We have all seen photos of the devastation in Haiti caused by the recent earthquake and asked ourselves how we could help. Well, Frank Carcirieri, an environmental scientist and USAPHC (Prov) liaison to U.S. Southern Command, immediately reached out to offer help to those working in the aftermath of the disaster.

His help focused on the military personnel sent to assist the people of Haiti in rescue and cleanup operations.

"We were proactive," Carcirieri explained as he spoke about offering information and technical support to associates in SOUTHCOM from his office at Aberdeen Proving Ground, Md.

He and his colleagues in the Deployment Environmental Surveillance Program focused on providing Army preventive medicine personnel on the ground with the equipment and know-how needed to make sure environmental conditions were safe for Army responders. This includes things like testing water, air and soil to identify natural or man-made substances that might be harmful to health.

"The USAPHC (Prov) scientists have assisted U.S. deployed personnel in determining the potability of local water, soil contamination, air quality, sanitation concerns, vector and disease surveillance, as well as avoidance of exposure to hazards such as smoke generated from the burning of garbage by locals," according to Carcirieri.

"Using laboratory analyses, we have also given guidance on field sanitation, hazardous waste, and industrial hygiene concerns such as asbestos," he continued.

Samples were sent back to the laboratory at APG to determine what if any contamination was present.

"We are providing desktop consultations and equipment support to deployed personnel to ensure that the people who are providing help to the Haitian people stay healthy themselves," he added.

Alex Franckewitz, engineering technician, and his team members, Pfc. Tyler Long, Deb Tracy and Georgia Bailey, packaged treated and untreated water sampling kits, soil kits, deployment environmental sampling backpacks, and air sampling equipment.

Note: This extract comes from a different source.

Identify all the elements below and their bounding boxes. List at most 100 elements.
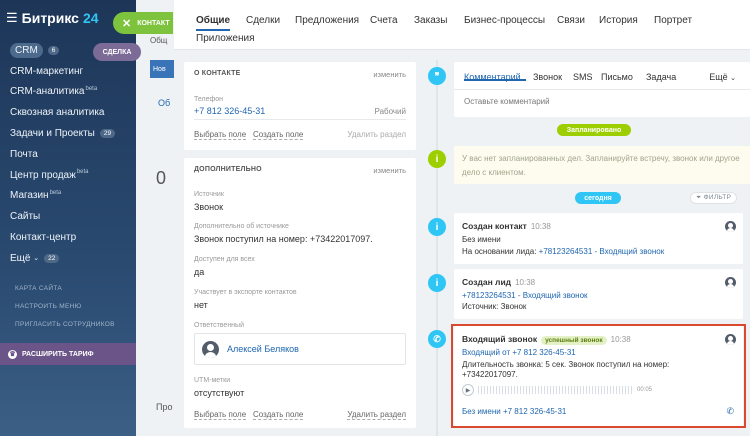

"It took an average of three days for the approximately 2,000 pounds of equipment that we shipped to arrive in Haiti to help the U.S. forces," said Franckewitz. He added that his team will continue to ship equipment and material as long as it is needed to support the mission of U.S. forces who are deployed.

Their work has garnered appreciation from SOUTHCOM officials already.

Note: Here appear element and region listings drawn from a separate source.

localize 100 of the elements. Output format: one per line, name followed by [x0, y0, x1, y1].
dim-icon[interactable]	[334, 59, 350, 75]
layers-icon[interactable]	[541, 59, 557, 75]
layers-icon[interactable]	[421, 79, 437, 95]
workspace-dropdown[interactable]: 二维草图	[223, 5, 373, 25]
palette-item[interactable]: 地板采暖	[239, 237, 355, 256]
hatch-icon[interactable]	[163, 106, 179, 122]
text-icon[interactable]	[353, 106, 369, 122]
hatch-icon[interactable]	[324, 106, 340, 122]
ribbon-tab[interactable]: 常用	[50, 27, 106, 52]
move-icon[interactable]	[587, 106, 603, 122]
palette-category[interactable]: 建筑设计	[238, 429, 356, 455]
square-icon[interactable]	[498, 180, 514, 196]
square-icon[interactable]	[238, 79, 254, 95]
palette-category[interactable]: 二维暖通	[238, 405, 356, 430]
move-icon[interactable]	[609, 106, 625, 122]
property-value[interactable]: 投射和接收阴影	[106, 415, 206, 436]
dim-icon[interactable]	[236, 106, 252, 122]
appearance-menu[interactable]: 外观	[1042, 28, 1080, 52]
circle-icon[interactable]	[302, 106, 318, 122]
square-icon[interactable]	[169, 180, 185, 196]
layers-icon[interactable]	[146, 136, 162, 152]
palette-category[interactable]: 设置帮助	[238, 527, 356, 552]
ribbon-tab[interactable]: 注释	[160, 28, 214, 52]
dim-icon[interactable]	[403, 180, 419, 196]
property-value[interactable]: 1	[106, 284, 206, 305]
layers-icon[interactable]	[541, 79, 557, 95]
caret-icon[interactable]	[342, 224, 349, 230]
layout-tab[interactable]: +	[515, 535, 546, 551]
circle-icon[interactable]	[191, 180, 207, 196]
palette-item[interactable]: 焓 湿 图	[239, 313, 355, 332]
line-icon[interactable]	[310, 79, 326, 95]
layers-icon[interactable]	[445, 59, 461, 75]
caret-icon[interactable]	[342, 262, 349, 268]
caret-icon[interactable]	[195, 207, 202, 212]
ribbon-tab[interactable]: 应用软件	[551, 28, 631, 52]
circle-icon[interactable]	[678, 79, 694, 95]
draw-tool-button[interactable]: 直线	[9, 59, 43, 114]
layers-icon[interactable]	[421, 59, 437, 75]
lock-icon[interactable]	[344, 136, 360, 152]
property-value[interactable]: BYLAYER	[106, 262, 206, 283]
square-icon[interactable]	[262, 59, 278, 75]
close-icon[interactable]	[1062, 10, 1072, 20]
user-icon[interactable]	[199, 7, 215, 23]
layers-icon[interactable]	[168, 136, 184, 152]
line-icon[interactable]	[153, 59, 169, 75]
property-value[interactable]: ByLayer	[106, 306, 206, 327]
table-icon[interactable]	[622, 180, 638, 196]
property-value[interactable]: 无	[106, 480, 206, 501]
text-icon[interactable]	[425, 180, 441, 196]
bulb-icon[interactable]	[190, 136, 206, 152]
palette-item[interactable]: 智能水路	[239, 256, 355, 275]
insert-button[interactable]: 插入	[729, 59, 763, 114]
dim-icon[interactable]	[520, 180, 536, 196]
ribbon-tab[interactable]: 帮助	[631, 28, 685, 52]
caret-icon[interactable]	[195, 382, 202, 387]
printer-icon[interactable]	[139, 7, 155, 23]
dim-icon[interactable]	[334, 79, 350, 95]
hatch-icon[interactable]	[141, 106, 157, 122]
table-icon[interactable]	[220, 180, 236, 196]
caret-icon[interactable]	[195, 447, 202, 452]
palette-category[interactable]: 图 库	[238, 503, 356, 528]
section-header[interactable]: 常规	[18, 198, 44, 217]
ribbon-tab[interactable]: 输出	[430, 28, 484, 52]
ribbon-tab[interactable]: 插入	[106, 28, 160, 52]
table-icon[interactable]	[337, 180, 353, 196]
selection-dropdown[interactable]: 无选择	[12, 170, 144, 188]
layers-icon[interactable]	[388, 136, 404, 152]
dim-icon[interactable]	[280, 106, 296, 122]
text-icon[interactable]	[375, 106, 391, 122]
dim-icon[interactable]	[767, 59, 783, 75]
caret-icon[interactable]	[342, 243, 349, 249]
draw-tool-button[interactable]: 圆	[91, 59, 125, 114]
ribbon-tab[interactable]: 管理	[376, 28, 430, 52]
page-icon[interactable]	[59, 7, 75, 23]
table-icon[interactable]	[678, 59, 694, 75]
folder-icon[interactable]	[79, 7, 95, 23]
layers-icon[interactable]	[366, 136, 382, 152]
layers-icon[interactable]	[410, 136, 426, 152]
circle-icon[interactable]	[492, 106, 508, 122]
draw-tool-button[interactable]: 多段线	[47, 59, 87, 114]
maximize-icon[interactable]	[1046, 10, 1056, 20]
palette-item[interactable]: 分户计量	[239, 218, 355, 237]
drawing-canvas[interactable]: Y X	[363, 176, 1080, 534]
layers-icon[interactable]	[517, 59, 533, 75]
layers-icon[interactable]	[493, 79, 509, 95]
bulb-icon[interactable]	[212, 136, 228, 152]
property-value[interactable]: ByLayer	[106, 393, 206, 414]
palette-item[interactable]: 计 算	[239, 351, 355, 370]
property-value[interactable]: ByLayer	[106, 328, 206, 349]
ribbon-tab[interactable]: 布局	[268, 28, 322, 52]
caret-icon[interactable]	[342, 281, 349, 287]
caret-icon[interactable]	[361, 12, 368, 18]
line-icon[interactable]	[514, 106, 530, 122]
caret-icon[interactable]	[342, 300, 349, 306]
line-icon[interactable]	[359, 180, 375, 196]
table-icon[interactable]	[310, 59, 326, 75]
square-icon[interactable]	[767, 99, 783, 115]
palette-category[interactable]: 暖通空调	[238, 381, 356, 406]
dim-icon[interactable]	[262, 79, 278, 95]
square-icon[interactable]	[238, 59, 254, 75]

"The USAPHC has been critical to Joint Task Force Haiti's response to the disaster in Haiti. The ability to have testing conducted so quickly has been remarkable and able to guide and refine Soldier health-protection requirements, not only for the DOD but the other U.S. government agencies responding, too," said Lt. Col Eric G. Milstrey, chief of the Public Health Division Office of the SOUTHCOM command surgeon.

At the start of the mission, water was the biggest problem, according to USAPHC (Prov)'s Carcirieri. U.S. forces were able to drink bottled water, but they still needed water for washing and sanitary requirement, he said. Using reverse osmosis water purification equipment, preventive medicine personnel produced potable water to meet their needs, Carcirieri continued.

"There is still a lot going on in Haiti, and it will take time to help the people, but we are doing all we can to ensure the U.S. forces remain healthy in order to provide the assistance needed by the population," he added.